MRICartesianOperator#

class mrinufft.operators.cartesian.MRICartesianOperator(mask: ndarray[tuple[int, ...], dtype[_ScalarType_co]], shape: tuple[int, ...], density: Literal[False] = False, n_coils: int = 1, n_batchs: int = 1, n_trans: int = 1, smaps: ndarray[tuple[int, ...], dtype[_ScalarType_co]] | None = None, squeeze_dims: bool = True)[source]#

Bases: FourierOperatorSimple

Cartesian Operator for MRI reconstruction.

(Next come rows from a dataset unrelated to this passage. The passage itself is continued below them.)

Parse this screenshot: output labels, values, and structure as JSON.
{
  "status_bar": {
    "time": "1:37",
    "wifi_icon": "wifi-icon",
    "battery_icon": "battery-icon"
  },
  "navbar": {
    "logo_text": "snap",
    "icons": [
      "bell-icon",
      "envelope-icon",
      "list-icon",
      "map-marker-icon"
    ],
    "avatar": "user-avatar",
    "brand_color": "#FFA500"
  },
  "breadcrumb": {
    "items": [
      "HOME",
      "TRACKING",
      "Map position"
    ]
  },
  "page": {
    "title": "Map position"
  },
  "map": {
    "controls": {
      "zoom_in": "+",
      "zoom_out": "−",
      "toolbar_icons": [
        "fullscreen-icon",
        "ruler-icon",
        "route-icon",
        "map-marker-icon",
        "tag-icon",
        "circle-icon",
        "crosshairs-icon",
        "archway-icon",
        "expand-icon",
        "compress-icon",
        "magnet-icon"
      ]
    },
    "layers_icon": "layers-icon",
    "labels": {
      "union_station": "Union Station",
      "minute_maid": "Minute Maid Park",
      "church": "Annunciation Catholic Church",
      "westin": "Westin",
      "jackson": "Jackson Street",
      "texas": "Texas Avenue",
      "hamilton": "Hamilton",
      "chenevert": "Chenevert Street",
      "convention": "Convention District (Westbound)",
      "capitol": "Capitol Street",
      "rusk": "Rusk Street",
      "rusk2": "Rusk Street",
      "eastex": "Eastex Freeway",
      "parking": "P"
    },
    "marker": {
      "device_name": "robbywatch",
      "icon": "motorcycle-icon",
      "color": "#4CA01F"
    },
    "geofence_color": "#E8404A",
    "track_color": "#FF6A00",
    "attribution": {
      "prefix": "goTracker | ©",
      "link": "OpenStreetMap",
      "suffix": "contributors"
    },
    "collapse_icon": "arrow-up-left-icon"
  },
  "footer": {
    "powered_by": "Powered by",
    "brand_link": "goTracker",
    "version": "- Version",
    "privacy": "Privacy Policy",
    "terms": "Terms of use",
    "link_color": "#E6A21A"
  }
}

This class implements the forward and adjoint operations for Cartesian MRI reconstruction. It inherits from the FourierOperatorBase class, which provides common functionality for Fourier-based operators.

Methods

__init__

Initialize the MRICartesianOperator.

adj_op

Non Cartesian MRI adjoint operator.

check_shape

Validate the shapes of the image or k-space data against operator shapes.

compute_density

Density is not supported for Cartesian Operator.

compute_smaps

Compute the sensitivity maps and set it.

data_consistency

Compute the gradient data consistency.

get_lipschitz_cst

Return the Lipschitz constant of the operator.

make_autograd

Make a new Operator with autodiff support.

make_deepinv_phy

Make a new DeepInv Physics with NUFFT operator.

make_linops

Create a Scipy Linear Operator from the NUFFT operator.

op

Non Cartesian MRI forward operator.

pinv_solver

Solves the linear system Ax = y.

update_samples

Update the samples of the NUFFT operator.

with_autograd

Return a Fourier operator with autograd capabilities.

with_off_resonance_correction

Return a new operator with Off Resonnance Correction.

Attributes

autograd_available

available

backend

cpx_dtype

Return complex floating precision of the operator.

density

Density compensation of the operator.

dtype

Return floating precision of the operator.

img_full_shape

Full image shape with batch and coil dimensions.

interfaces

ksp_full_shape

Full kspace shape with batch and coil dimensions.

mask

Mask of the Cartesian sampling pattern.

n_batchs

Number of coils for the operator.

n_coils

Number of coils for the operator.

n_samples

Number of samples in the Cartesian sampling pattern.

ndim

Number of dimensions in image space of the operator.

norm_factor

Normalization factor of the operator.

samples

Return the samples used by the operator.

shape

Shape of the image space of the operator.

smaps

Sensitivity maps of the operator.

uses_density

Return True if the operator uses density compensation.

uses_sense

Return True if the operator uses sensitivity maps.

property mask[source]#

Mask of the Cartesian sampling pattern.

property n_samples[source]#

Number of samples in the Cartesian sampling pattern.

compute_density(method=None)[source]#

Density is not supported for Cartesian Operator.